The most aggressive change has been in the area of education. Since the outbreak, all staff, physicians and volunteers have undergone intensive re-education on hand hygiene and the proper use of protective equipment. Intermittent audits are conducted on patient care units, and the hospital’s mantra has become: “Just clean your hands.” Of course, there is a significant cost to this. Ongoing control measures cost RVH approximately $500,000 annually and that’s money that must be found in a global budget that is facing a deficit in 2008/’09. However, lowering our vigilance on this ‘new normal’ is not an option.
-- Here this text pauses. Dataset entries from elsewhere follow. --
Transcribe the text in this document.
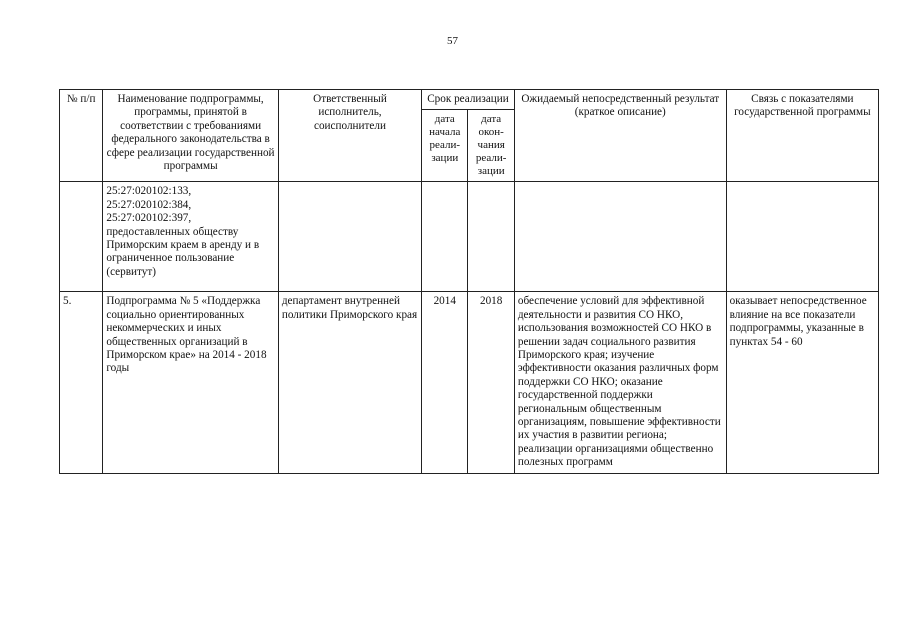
57
№ п/п	Наименование подпрограммы, программы, принятой в соответствии с требованиями федерального законодательства в сфере реализации государственной программы	Ответственный исполнитель, соисполнители	Срок реализации		Ожидаемый непосредственный результат (краткое описание)	Связь с показателями государственной программы
			дата начала реали-зации	дата окон-чания реали-зации		
	25:27:020102:133, 25:27:020102:384, 25:27:020102:397, предоставленных обществу Приморским краем в аренду и в ограниченное пользование (сервитут)					
5.	Подпрограмма № 5 «Поддержка социально ориентированных некоммерческих и иных общественных организаций в Приморском крае» на 2014 - 2018 годы	департамент внутренней политики Приморского края	2014	2018	обеспечение условий для эффективной деятельности и развития СО НКО, использования возможностей СО НКО в решении задач социального развития Приморского края; изучение эффективности оказания различных форм поддержки СО НКО; оказание государственной поддержки региональным общественным организациям, повышение эффективности их участия в развитии региона; реализации организациями общественно полезных программ	оказывает непосредственное влияние на все показатели подпрограммы, указанные в пунктах 54 - 60
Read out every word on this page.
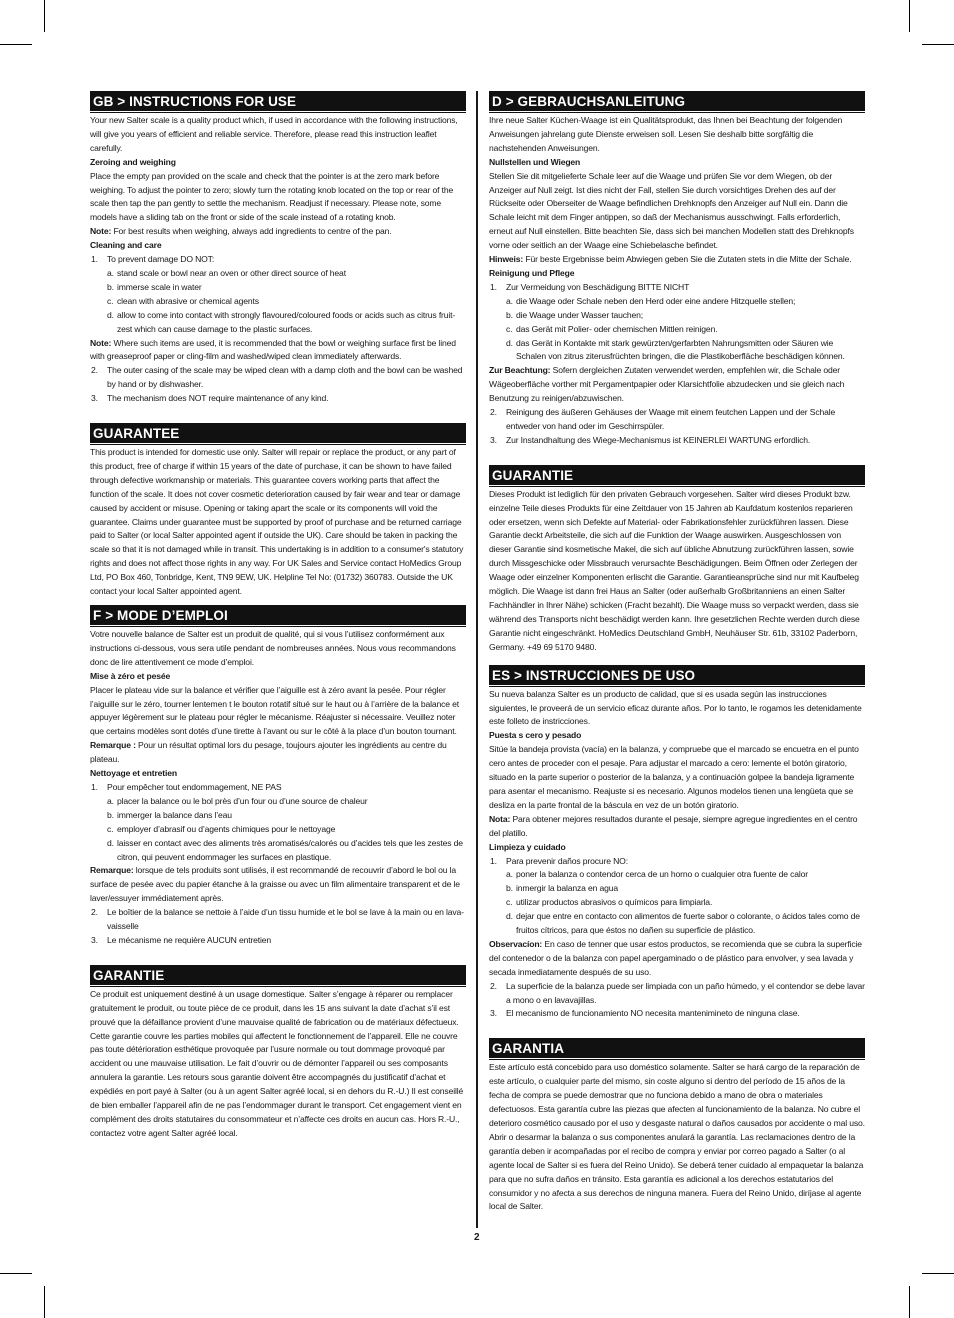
GB > INSTRUCTIONS FOR USE

Your new Salter scale is a quality product which, if used in accordance with the following instructions, will give you years of efficient and reliable service. Therefore, please read this instruction leaflet carefully.

Zeroing and weighing

Place the empty pan provided on the scale and check that the pointer is at the zero mark before weighing. To adjust the pointer to zero; slowly turn the rotating knob located on the top or rear of the scale then tap the pan gently to settle the mechanism. Readjust if necessary. Please note, some models have a sliding tab on the front or side of the scale instead of a rotating knob.

Note: For best results when weighing, always add ingredients to centre of the pan.

Cleaning and care

1. To prevent damage DO NOT:
a. stand scale or bowl near an oven or other direct source of heat
b. immerse scale in water
c. clean with abrasive or chemical agents
d. allow to come into contact with strongly flavoured/coloured foods or acids such as citrus fruit-zest which can cause damage to the plastic surfaces.

Note: Where such items are used, it is recommended that the bowl or weighing surface first be lined with greaseproof paper or cling-film and washed/wiped clean immediately afterwards.

2. The outer casing of the scale may be wiped clean with a damp cloth and the bowl can be washed by hand or by dishwasher.
3. The mechanism does NOT require maintenance of any kind.
GUARANTEE

This product is intended for domestic use only. Salter will repair or replace the product, or any part of this product, free of charge if within 15 years of the date of purchase, it can be shown to have failed through defective workmanship or materials. This guarantee covers working parts that affect the function of the scale. It does not cover cosmetic deterioration caused by fair wear and tear or damage caused by accident or misuse. Opening or taking apart the scale or its components will void the guarantee. Claims under guarantee must be supported by proof of purchase and be returned carriage paid to Salter (or local Salter appointed agent if outside the UK). Care should be taken in packing the scale so that it is not damaged while in transit. This undertaking is in addition to a consumer's statutory rights and does not affect those rights in any way. For UK Sales and Service contact HoMedics Group Ltd, PO Box 460, Tonbridge, Kent, TN9 9EW, UK. Helpline Tel No: (01732) 360783. Outside the UK contact your local Salter appointed agent.

F > MODE D’EMPLOI

Votre nouvelle balance de Salter est un produit de qualité, qui si vous l’utilisez conformément aux instructions ci-dessous, vous sera utile pendant de nombreuses années. Nous vous recommandons donc de lire attentivement ce mode d’emploi.

Mise à zéro et pesée

Placer le plateau vide sur la balance et vérifier que l’aiguille est à zéro avant la pesée. Pour régler l’aiguille sur le zéro, tourner lentemen t le bouton rotatif situé sur le haut ou à l’arrière de la balance et appuyer légèrement sur le plateau pour régler le mécanisme. Réajuster si nécessaire. Veuillez noter que certains modèles sont dotés d’une tirette à l’avant ou sur le côté à la place d’un bouton tournant.

Remarque : Pour un résultat optimal lors du pesage, toujours ajouter les ingrédients au centre du plateau.

Nettoyage et entretien

1. Pour empêcher tout endommagement, NE PAS
a. placer la balance ou le bol près d’un four ou d’une source de chaleur
b. immerger la balance dans l’eau
c. employer d’abrasif ou d’agents chimiques pour le nettoyage
d. laisser en contact avec des aliments très aromatisés/calorés ou d’acides tels que les zestes de citron, qui peuvent endommager les surfaces en plastique.

Remarque: lorsque de tels produits sont utilisés, il est recommandé de recouvrir d’abord le bol ou la surface de pesée avec du papier étanche à la graisse ou avec un film alimentaire transparent et de le laver/essuyer immédiatement après.

2. Le boîtier de la balance se nettoie à l’aide d’un tissu humide et le bol se lave à la main ou en lava-vaisselle
3. Le mécanisme ne requière AUCUN entretien
GARANTIE

Ce produit est uniquement destiné à un usage domestique. Salter s’engage à réparer ou remplacer gratuitement le produit, ou toute pièce de ce produit, dans les 15 ans suivant la date d’achat s’il est prouvé que la défaillance provient d’une mauvaise qualité de fabrication ou de matériaux défectueux. Cette garantie couvre les parties mobiles qui affectent le fonctionnement de l’appareil. Elle ne couvre pas toute détérioration esthétique provoquée par l’usure normale ou tout dommage provoqué par accident ou une mauvaise utilisation. Le fait d’ouvrir ou de démonter l’appareil ou ses composants annulera la garantie. Les retours sous garantie doivent être accompagnés du justificatif d’achat et expédiés en port payé à Salter (ou à un agent Salter agréé local, si en dehors du R.-U.) Il est conseillé de bien emballer l’appareil afin de ne pas l’endommager durant le transport. Cet engagement vient en complément des droits statutaires du consommateur et n’affecte ces droits en aucun cas. Hors R.-U., contactez votre agent Salter agréé local.

D > GEBRAUCHSANLEITUNG

Ihre neue Salter Küchen-Waage ist ein Qualitätsprodukt, das Ihnen bei Beachtung der folgenden Anweisungen jahrelang gute Dienste erweisen soll. Lesen Sie deshalb bitte sorgfältig die nachstehenden Anweisungen.

Nullstellen und Wiegen

Stellen Sie dit mitgelieferte Schale leer auf die Waage und prüfen Sie vor dem Wiegen, ob der Anzeiger auf Null zeigt. Ist dies nicht der Fall, stellen Sie durch vorsichtiges Drehen des auf der Rückseite oder Oberseiter de Waage befindlichen Drehknopfs den Anzeiger auf Null ein. Dann die Schale leicht mit dem Finger antippen, so daß der Mechanismus ausschwingt. Falls erforderlich, erneut auf Null einstellen. Bitte beachten Sie, dass sich bei manchen Modellen statt des Drehknopfs vorne oder seitlich an der Waage eine Schiebelasche befindet.

Hinweis: Für beste Ergebnisse beim Abwiegen geben Sie die Zutaten stets in die Mitte der Schale.

Reinigung und Pflege

1. Zur Vermeidung von Beschädigung BITTE NICHT
a. die Waage oder Schale neben den Herd oder eine andere Hitzquelle stellen;
b. die Waage under Wasser tauchen;
c. das Gerät mit Polier- oder chemischen Mittlen reinigen.
d. das Gerät in Kontakte mit stark gewürzten/gerfarbten Nahrungsmitten oder Säuren wie Schalen von zitrus ziterusfrüchten bringen, die die Plastikoberfläche beschädigen können.

Zur Beachtung: Sofern dergleichen Zutaten verwendet werden, empfehlen wir, die Schale oder Wägeoberfläche vorther mit Pergamentpapier oder Klarsichtfolie abzudecken und sie gleich nach Benutzung zu reinigen/abzuwischen.

2. Reinigung des äußeren Gehäuses der Waage mit einem feutchen Lappen und der Schale entweder von hand oder im Geschirrspüler.
3. Zur Instandhaltung des Wiege-Mechanismus ist KEINERLEI WARTUNG erfordlich.
GUARANTIE

Dieses Produkt ist lediglich für den privaten Gebrauch vorgesehen. Salter wird dieses Produkt bzw. einzelne Teile dieses Produkts für eine Zeitdauer von 15 Jahren ab Kaufdatum kostenlos reparieren oder ersetzen, wenn sich Defekte auf Material- oder Fabrikationsfehler zurückführen lassen. Diese Garantie deckt Arbeitsteile, die sich auf die Funktion der Waage auswirken. Ausgeschlossen von dieser Garantie sind kosmetische Makel, die sich auf übliche Abnutzung zurückführen lassen, sowie durch Missgeschicke oder Missbrauch verursachte Beschädigungen. Beim Öffnen oder Zerlegen der Waage oder einzelner Komponenten erlischt die Garantie. Garantieansprüche sind nur mit Kaufbeleg möglich. Die Waage ist dann frei Haus an Salter (oder außerhalb Großbritanniens an einen Salter Fachhändler in Ihrer Nähe) schicken (Fracht bezahlt). Die Waage muss so verpackt werden, dass sie während des Transports nicht beschädigt werden kann. Ihre gesetzlichen Rechte werden durch diese Garantie nicht eingeschränkt. HoMedics Deutschland GmbH, Neuhäuser Str. 61b, 33102 Paderborn, Germany. +49 69 5170 9480.

ES > INSTRUCCIONES DE USO

Su nueva balanza Salter es un producto de calidad, que si es usada según las instrucciones siguientes, le proveerá de un servicio eficaz durante años. Por lo tanto, le rogamos les detenidamente este folleto de instricciones.

Puesta s cero y pesado

Sitúe la bandeja provista (vacía) en la balanza, y compruebe que el marcado se encuetra en el punto cero antes de proceder con el pesaje. Para adjustar el marcado a cero: lemente el botón giratorio, situado en la parte superior o posterior de la balanza, y a continuación golpee la bandeja ligramente para asentar el mecanismo. Reajuste si es necesario. Algunos modelos tienen una lengüeta que se desliza en la parte frontal de la báscula en vez de un botón giratorio.

Nota: Para obtener mejores resultados durante el pesaje, siempre agregue ingredientes en el centro del platillo.

Limpieza y cuidado

1. Para prevenir daños procure NO:
a. poner la balanza o contendor cerca de un horno o cualquier otra fuente de calor
b. inmergir la balanza en agua
c. utilizar productos abrasivos o químicos para limpiarla.
d. dejar que entre en contacto con alimentos de fuerte sabor o colorante, o ácidos tales como de fruitos cítricos, para que éstos no dañen su superficie de plástico.

Observacíon: En caso de tenner que usar estos productos, se recomienda que se cubra la superficie del contenedor o de la balanza con papel apergaminado o de plástico para envolver, y sea lavada y secada inmediatamente después de su uso.

2. La superficie de la balanza puede ser limpiada con un paño húmedo, y el contendor se debe lavar a mono o en lavavajillas.
3. El mecanismo de funcionamiento NO necesita mantenimineto de ninguna clase.
GARANTIA

Este artículo está concebido para uso doméstico solamente. Salter se hará cargo de la reparación de este artículo, o cualquier parte del mismo, sin coste alguno si dentro del período de 15 años de la fecha de compra se puede demostrar que no funciona debido a mano de obra o materiales defectuosos. Esta garantía cubre las piezas que afecten al funcionamiento de la balanza. No cubre el deterioro cosmético causado por el uso y desgaste natural o daños causados por accidente o mal uso. Abrir o desarmar la balanza o sus componentes anulará la garantía. Las reclamaciones dentro de la garantía deben ir acompañadas por el recibo de compra y enviar por correo pagado a Salter (o al agente local de Salter si es fuera del Reino Unido). Se deberá tener cuidado al empaquetar la balanza para que no sufra daños en tránsito. Esta garantía es adicional a los derechos estatutarios del consumidor y no afecta a sus derechos de ninguna manera. Fuera del Reino Unido, diríjase al agente local de Salter.

2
So what will the impact of public reporting be? What will people do with the information? There’s much debate about whether public reporting will change patient behaviour, but it has already changed hospitals’ behaviour and allows us to further instill a culture of safety and accountability within our organizations. It is said that “if you can’t measure it, you can’t manage it.” Ontario’s public reporting forces all hospitals to measure their rates of C. difficile on a daily basis, something that was not happening in a consistent manner. Now the patients entrusted to our care can be assured, if we know something is happening inside our hospital, not only are we are doing something about it, but we’re making them aware of it. Only then are we truly ‘walking the talk’ of patient safety.